I am on speaking terms with my mom, but she's draining me a lot, quite often. I have to save up mental energy to endure her. I am thankfully not a child nor living with her anymore. For the longest time I believed my halfsiblings were honestly just her pawns, because my oldest sister for instance would often take her side. She has some clear similarities to my mom, but she's also very different in some ways.
We're many years apart, my siblings and I, so have never been super close growing up. I did learn that my mom has once threatened to cut contact with my sister, but many years ago. It's never super apparent, as they seem very in "tune" quite often, I always wondered how my siblings seem so okay with having grown up with a mom treating us like this, but as I am 10 years younger than the youngest, I have no clue how they navigated it together. When pointing out her behavior to my siblings they all will defend her saying stuff like "She was a single mom raising 4 kids, she had it hard" etc., showing a lot of sympathy for her that I personally don't have, unfortunately. (All kids were by choice)

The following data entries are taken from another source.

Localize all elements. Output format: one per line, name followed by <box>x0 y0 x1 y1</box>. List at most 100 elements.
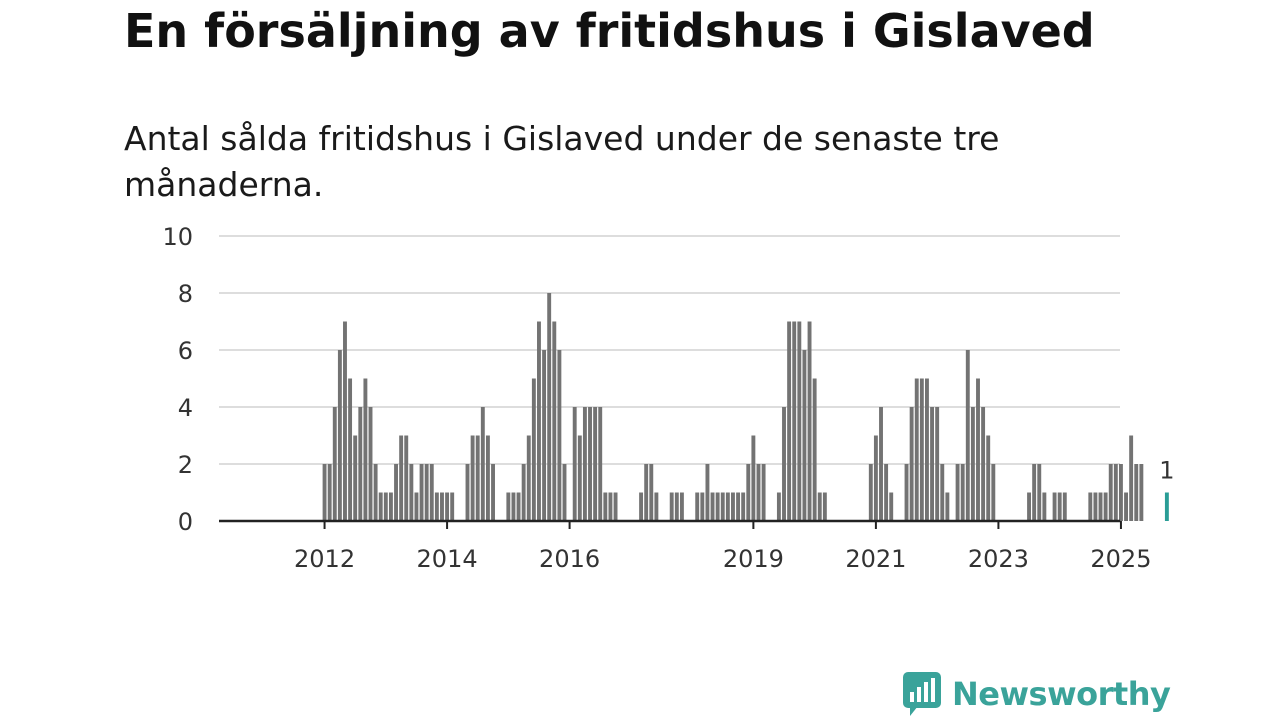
bar <box>516 492 521 521</box>
brand-name: Newsworthy <box>952 675 1171 713</box>
bar <box>582 407 587 521</box>
bar <box>1118 464 1123 521</box>
y-tick-label: 6 <box>178 337 193 365</box>
bar <box>588 407 592 521</box>
bar <box>440 492 444 521</box>
bar <box>1062 492 1067 521</box>
bar <box>424 464 429 521</box>
bar <box>1108 464 1113 521</box>
bar <box>787 321 792 521</box>
bar <box>991 464 996 521</box>
bar <box>700 492 705 521</box>
bar <box>812 378 817 521</box>
bar <box>485 435 490 521</box>
bar <box>394 464 398 521</box>
bar <box>1027 492 1031 521</box>
bar <box>531 378 536 521</box>
bar <box>511 492 516 521</box>
bar <box>1134 464 1139 521</box>
bar <box>521 464 526 521</box>
newsworthy-logo: Newsworthy <box>902 670 1171 718</box>
bar <box>822 492 827 521</box>
bar <box>526 435 531 521</box>
bar <box>1164 492 1169 521</box>
bar <box>603 492 608 521</box>
bar <box>598 407 603 521</box>
bar <box>976 378 980 521</box>
bar <box>807 321 812 521</box>
bar <box>639 492 644 521</box>
bar <box>746 464 751 521</box>
bar <box>327 464 332 521</box>
bar <box>986 435 991 521</box>
bar <box>940 464 945 521</box>
bar <box>577 435 582 521</box>
bar <box>981 407 986 521</box>
bar <box>695 492 700 521</box>
bar <box>782 407 786 521</box>
bar <box>547 293 552 521</box>
y-tick-label: 10 <box>162 223 193 251</box>
bar <box>970 407 975 521</box>
bar <box>1103 492 1108 521</box>
bar <box>373 464 378 521</box>
bar <box>925 378 929 521</box>
bar <box>965 350 970 521</box>
bar <box>368 407 373 521</box>
bar <box>879 407 883 521</box>
bar <box>935 407 940 521</box>
bar <box>414 492 419 521</box>
bar <box>593 407 598 521</box>
bar <box>332 407 337 521</box>
bar <box>480 407 485 521</box>
bar <box>322 464 327 521</box>
chart-subtitle: Antal sålda fritidshus i Gislaved under … <box>124 119 1000 204</box>
bar <box>1139 464 1144 521</box>
bar <box>506 492 511 521</box>
bar <box>399 435 404 521</box>
bar <box>669 492 674 521</box>
bar <box>792 321 797 521</box>
bar <box>1037 464 1042 521</box>
bar <box>1113 464 1118 521</box>
bar <box>756 464 761 521</box>
bar <box>1129 435 1134 521</box>
bar <box>409 464 414 521</box>
annotations: 1 <box>1159 457 1174 485</box>
bars <box>322 293 1169 521</box>
bar <box>450 492 455 521</box>
bar <box>960 464 965 521</box>
bar <box>955 464 960 521</box>
bar <box>741 492 746 521</box>
bar <box>419 464 424 521</box>
bar <box>608 492 613 521</box>
bar <box>429 464 434 521</box>
bar <box>930 407 935 521</box>
bar <box>337 350 342 521</box>
bar <box>434 492 439 521</box>
bar <box>537 321 541 521</box>
bar <box>557 350 562 521</box>
bar <box>736 492 741 521</box>
bar <box>904 464 909 521</box>
bar <box>1088 492 1093 521</box>
bar <box>654 492 659 521</box>
chart-title: En försäljning av fritidshus i Gislaved <box>124 4 1095 58</box>
bar <box>945 492 950 521</box>
bar <box>909 407 914 521</box>
bar <box>919 378 924 521</box>
bar <box>817 492 822 521</box>
bar <box>1093 492 1098 521</box>
bar <box>1124 492 1128 521</box>
y-tick-label: 4 <box>178 394 193 422</box>
bar <box>348 378 353 521</box>
bar <box>710 492 715 521</box>
newsworthy-chart-icon <box>903 672 941 716</box>
bar <box>914 378 919 521</box>
bar <box>383 492 388 521</box>
x-tick-label: 2025 <box>1090 545 1151 573</box>
bar <box>797 321 802 521</box>
x-tick-label: 2014 <box>417 545 478 573</box>
bar <box>705 464 710 521</box>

I know you can't sit here and diagnose my mom, but your thoughts will be the closest I'll get to anything like it, seeing as she's unwilling to go to therapy. So my question is, if any of this resonates, raises concerns or thoughts for anyone, do you relate to it, and if so, how would one navigate it? I hold a lot of resentment for my mom as she has never apologized for how badly she's treated me and how damaged I am due to her, and I know I will never get anything close to an apology from her as that would mean take accountability, and that would go against her worldview that everyone else (especially me) is the problem.
Last edited by Snaga on Thu Nov 23, 2023 2:49 am, edited 1 time in total.